Reputation: 37
In the Rails console I am attempting to call a method in my model that returns the sum of the quantity of a user's orders.
The method is:
def self.user_total(current_user)
quantity = UserOrder.select("sum(quantity)").where(user_id: current_user)
quantity
end
If I run Order.user_total(1)
in rails console it returns:
#<ActiveRecord::Relation [#<UserOrder id: nil>]>
However, the SQL generated is correct:
SELECT sum(quantity) FROM "user_orders"
WHERE "user_orders"."user_id" = $1 LIMIT $2
[["user_id", 1], ["LIMIT", 11]]
And if I run the SQL in dbconsole, it returns the correct sum:
SELECT sum(quantity) FROM user_orders
WHERE user_orders.user_id = 1;
=> 115
It will also return #<ActiveRecord::Relation [#<UserOrder id: nil>]>
if I remove the where constraint.
In rails console if I just generate simple SQL query to find all of the quantities, it returns
irb(main):005:0> UserOrder.select("quantity")
UserOrder Load (0.4ms) SELECT "user_orders"."quantity" FROM "user_orders" LIMIT $1 [["LIMIT", 11]]

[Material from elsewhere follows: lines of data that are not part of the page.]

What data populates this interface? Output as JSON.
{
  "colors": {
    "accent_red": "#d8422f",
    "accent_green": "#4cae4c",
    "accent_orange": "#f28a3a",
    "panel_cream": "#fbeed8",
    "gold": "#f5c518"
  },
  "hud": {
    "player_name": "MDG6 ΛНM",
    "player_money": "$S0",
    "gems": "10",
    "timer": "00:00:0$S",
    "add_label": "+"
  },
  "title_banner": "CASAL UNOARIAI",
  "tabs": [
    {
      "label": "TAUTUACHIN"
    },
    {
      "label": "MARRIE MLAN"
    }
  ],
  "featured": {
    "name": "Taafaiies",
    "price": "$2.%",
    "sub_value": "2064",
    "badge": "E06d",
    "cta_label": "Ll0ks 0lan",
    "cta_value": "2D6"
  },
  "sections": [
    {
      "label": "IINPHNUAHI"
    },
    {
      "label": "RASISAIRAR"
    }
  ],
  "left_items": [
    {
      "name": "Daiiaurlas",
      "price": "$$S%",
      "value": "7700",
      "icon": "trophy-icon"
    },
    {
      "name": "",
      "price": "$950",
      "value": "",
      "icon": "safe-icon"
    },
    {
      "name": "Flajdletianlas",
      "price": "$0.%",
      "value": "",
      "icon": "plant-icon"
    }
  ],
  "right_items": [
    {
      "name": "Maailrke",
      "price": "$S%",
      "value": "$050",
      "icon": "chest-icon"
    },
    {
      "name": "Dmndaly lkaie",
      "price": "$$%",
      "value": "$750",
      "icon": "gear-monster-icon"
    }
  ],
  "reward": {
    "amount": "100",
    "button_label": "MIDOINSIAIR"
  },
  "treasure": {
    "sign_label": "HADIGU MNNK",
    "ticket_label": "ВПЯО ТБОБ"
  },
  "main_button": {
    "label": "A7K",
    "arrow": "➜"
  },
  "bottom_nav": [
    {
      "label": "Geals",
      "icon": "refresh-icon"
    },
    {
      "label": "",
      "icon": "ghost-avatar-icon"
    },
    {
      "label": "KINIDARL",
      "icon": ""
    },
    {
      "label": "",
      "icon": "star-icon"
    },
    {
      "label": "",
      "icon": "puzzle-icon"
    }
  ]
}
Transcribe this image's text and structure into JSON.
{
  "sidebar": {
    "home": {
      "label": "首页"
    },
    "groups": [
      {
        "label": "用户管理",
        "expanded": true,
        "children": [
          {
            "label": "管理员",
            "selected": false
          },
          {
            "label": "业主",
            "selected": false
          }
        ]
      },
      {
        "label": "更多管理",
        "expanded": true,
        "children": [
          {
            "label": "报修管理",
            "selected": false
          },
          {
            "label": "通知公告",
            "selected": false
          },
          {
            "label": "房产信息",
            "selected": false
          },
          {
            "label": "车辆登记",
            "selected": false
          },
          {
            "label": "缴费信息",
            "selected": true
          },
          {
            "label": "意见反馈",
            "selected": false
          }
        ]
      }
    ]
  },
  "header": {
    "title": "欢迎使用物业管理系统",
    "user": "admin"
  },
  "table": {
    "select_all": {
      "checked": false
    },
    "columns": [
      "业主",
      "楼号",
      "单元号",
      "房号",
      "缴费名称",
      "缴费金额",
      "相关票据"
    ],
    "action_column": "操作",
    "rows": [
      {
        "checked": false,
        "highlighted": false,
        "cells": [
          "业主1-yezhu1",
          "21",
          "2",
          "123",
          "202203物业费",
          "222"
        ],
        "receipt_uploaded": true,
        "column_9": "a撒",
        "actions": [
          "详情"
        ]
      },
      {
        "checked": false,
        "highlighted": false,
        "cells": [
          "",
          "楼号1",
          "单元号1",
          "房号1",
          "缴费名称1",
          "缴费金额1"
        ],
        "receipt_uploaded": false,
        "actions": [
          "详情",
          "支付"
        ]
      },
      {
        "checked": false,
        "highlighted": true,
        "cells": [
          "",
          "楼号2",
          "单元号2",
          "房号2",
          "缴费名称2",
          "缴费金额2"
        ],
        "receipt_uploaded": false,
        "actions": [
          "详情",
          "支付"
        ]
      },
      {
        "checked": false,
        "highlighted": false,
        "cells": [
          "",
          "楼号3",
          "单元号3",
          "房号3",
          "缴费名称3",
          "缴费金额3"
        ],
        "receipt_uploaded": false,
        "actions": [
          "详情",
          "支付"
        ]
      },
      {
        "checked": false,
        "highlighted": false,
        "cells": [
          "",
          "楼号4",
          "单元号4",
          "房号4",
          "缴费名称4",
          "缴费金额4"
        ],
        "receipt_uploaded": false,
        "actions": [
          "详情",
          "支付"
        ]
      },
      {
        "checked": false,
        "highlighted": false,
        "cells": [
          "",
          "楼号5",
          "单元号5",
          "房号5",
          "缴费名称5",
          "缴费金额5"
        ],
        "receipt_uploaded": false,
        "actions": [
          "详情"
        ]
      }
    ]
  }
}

=> #<ActiveRecord::Relation [
#<UserOrder id: nil, quantity: 1>
, #<UserOrder id: nil, quantity: 1>
, #<UserOrder id: nil, quantity: 1>
, #<UserOrder id: nil, quantity: 1>
, #<UserOrder id: nil, quantity: 1>
, #<UserOrder id: nil, quantity: 8>
, #<UserOrder id: nil, quantity: 102>
]>
So I can kind of see where UserOrder id: nil
is coming from, but at the same time why would it return that "column" (for lack of a better word) instead of just the quantities or sum of quantity in the other examples?
Upvotes: 1
Views: 373
Reputation: 18090
There is a method for querying the sum:
UserOrder.where(user_id: current_user).sum(:quantity)
As a style point, I'd say that naming the argument current_user
doesn't make sense in the model layer because it shouldn't care who the user is that's being queried, be it the "current" logged in user or some other user.